Pero para Kate no hay vuelta atrás, le dice que lo siente mucho, que se alegra de que esté vivo y todo eso, pero que ahora su macho Alpha es Josh. Además, está embarazada de él. Evidente discusión de Josh y Ben pero siguiendo el ritual Disney, el mal (en esta caso Los japoneses) hace que se alíen y dejen al margen sus diferencias. Muere Josh Hartnett, esta vez sin trampa ni cartón. ¿Y cuál es el final? Pues Kate, muy pragmática ella, decide que su macho Alpha ahora sí que es Ben. El pobre Ben Affleck, que parece que nació ayer, acepta sin condiciones los nuevos términos de Kate y cargará a cuestas con el hijo de su amigo.
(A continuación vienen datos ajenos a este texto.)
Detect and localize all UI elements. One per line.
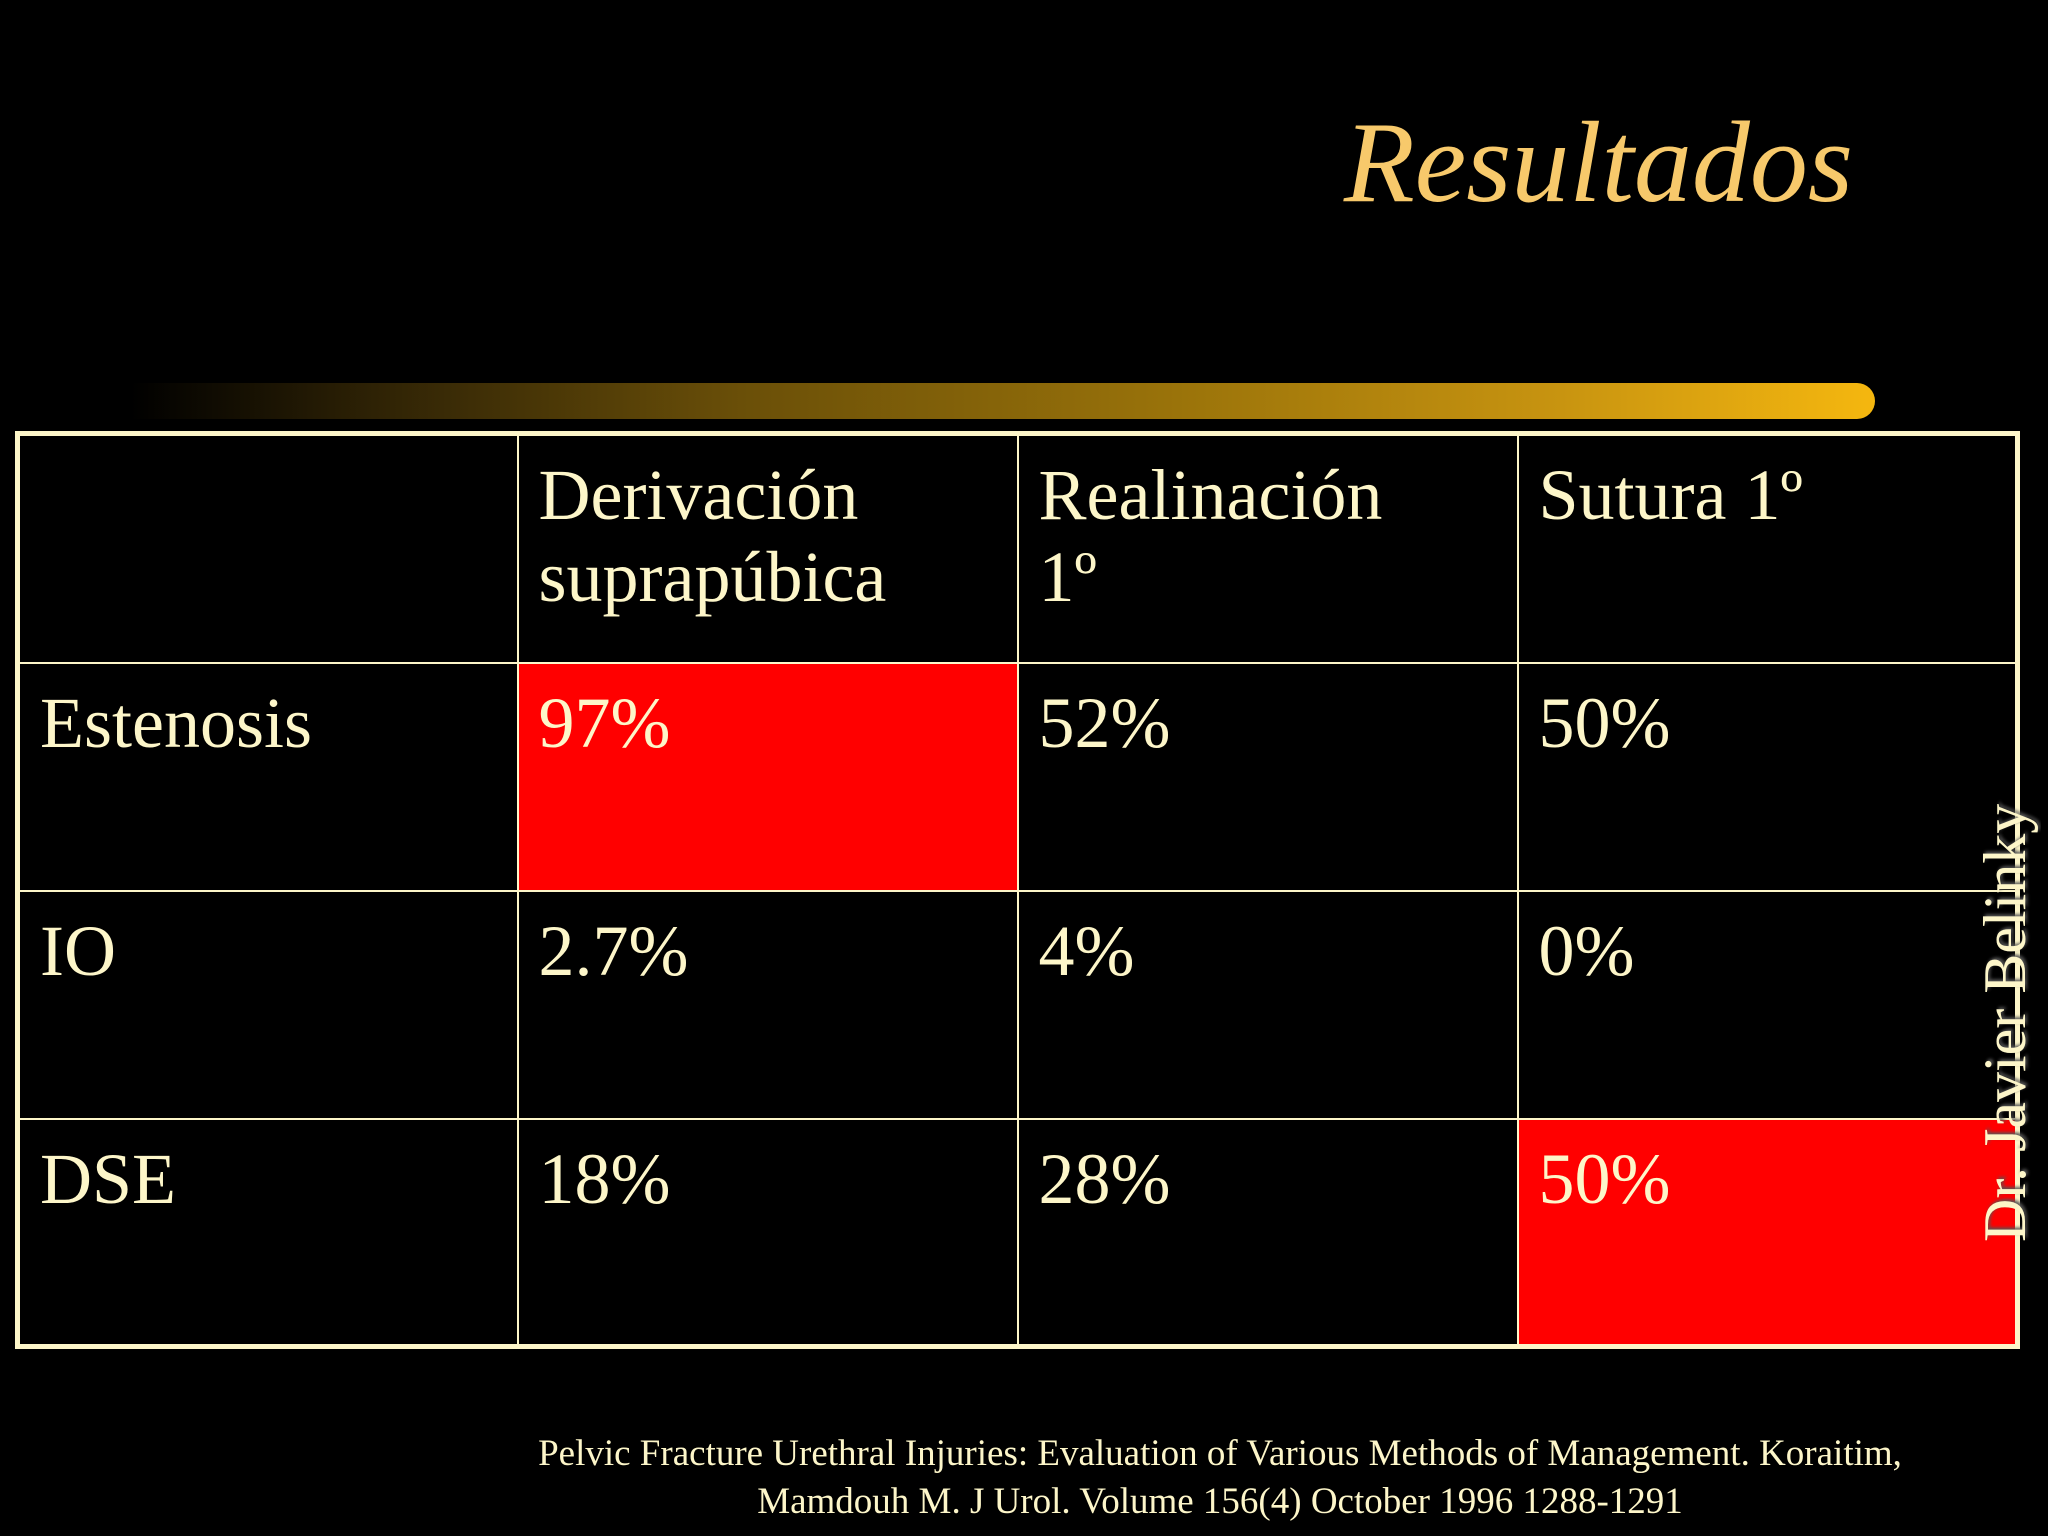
row-label-io: IO (16, 889, 519, 1120)
table-cell: 0% (1516, 889, 2019, 1120)
table-cell: 50% (1516, 661, 2019, 892)
table-cell-highlighted: 97% (516, 661, 1019, 892)
citation-line1: Pelvic Fracture Urethral Injuries: Evalu… (538, 1433, 1902, 1474)
header-cell-empty (16, 432, 519, 664)
header-cell-realinacion: Realinación 1º (1016, 432, 1519, 664)
header-text-line1: Derivación (538, 455, 859, 535)
table-cell: 4% (1016, 889, 1519, 1120)
header-cell-derivacion: Derivación suprapúbica (516, 432, 1019, 664)
header-text-line2: 1º (1038, 537, 1097, 617)
header-cell-sutura: Sutura 1º (1516, 432, 2019, 664)
results-table: Derivación suprapúbica Realinación 1º Su… (15, 431, 2020, 1349)
header-text-line2: suprapúbica (538, 537, 887, 617)
table-cell: 18% (516, 1117, 1019, 1348)
table-row: DSE 18% 28% 50% (16, 1117, 2019, 1348)
author-vertical-label: Dr. Javier Belinky (1972, 803, 2038, 1242)
table-cell-highlighted: 50% (1516, 1117, 2019, 1348)
header-text-line1: Sutura 1º (1538, 455, 1803, 535)
citation-line2: Mamdouh M. J Urol. Volume 156(4) October… (757, 1481, 1683, 1522)
table-cell: 28% (1016, 1117, 1519, 1348)
table-cell: 2.7% (516, 889, 1019, 1120)
citation: Pelvic Fracture Urethral Injuries: Evalu… (440, 1430, 2000, 1526)
table-cell: 52% (1016, 661, 1519, 892)
table-row: Estenosis 97% 52% 50% (16, 661, 2019, 892)
header-text-line1: Realinación (1038, 455, 1383, 535)
table-row: IO 2.7% 4% 0% (16, 889, 2019, 1120)
title-divider (130, 383, 1875, 419)
row-label-estenosis: Estenosis (16, 661, 519, 892)
row-label-dse: DSE (16, 1117, 519, 1348)
slide-title: Resultados (1343, 99, 1853, 227)
table-header-row: Derivación suprapúbica Realinación 1º Su… (16, 432, 2019, 664)
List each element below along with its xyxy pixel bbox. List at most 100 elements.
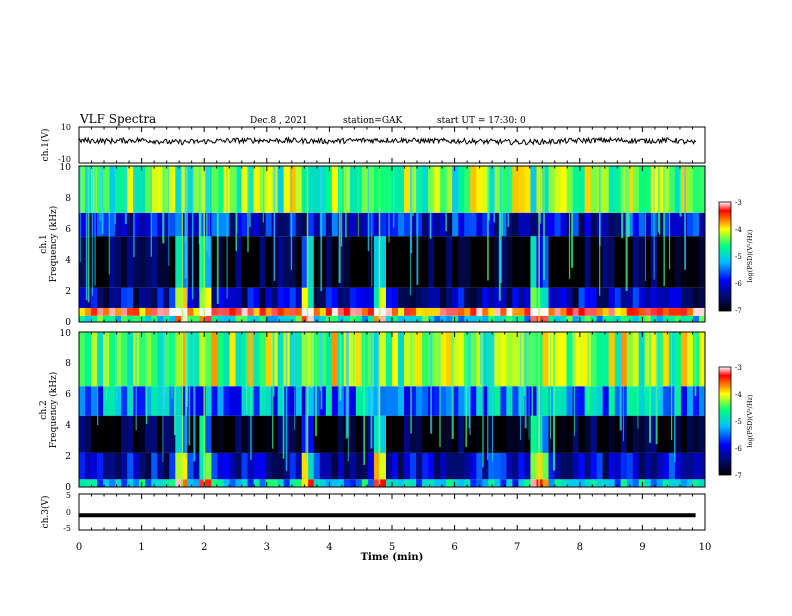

Y ese es el histriónico final de esta descarada película.
Conclusiones
Estamos hartos de ver esos cambios de personalidad en los personajes cuando irrumpe el amor (el bueno Edward en Crepúsculo, lo sabe muy bien), lo que nos refleja la visión inmadura que hay detrás de sus autores. El amor no debe estar reñido para la grandeza de un personaje. Evidentemente hay un montón de películas que lo demuestran aunque no es la práctica habitual en el cine comercial. Hace apenas un año apareció una película muy curiosa, de esas que marcan época, cuyo hilo conductor era el amor y este era tratado de una forma muy singular. Esta película era Drive y su frío protagonista, un sociópata en potencia, se enamoraba de su vecina y durante toda la película asistimos a las demostraciones de su amor. El personaje, al contrario que los ejemplos que hemos visto, siempre mantiene su personalidad, siempre se mantiene como el público le ha conocido. Su frialdad es inquebrantable, nos guste o no, y siempre es honesto consigo mismo. En Drive no hay muchos besos, no existe una escena de cama, damas y caballeros, no hay mucha esperanza para la pareja (la chica está casada y tiene un hijo), pero lo que si de verdad hay es un amor con mayúsculas y honesto.
Un amor que, por una vez, maldita sea, sí le sienta muy bien al héroe.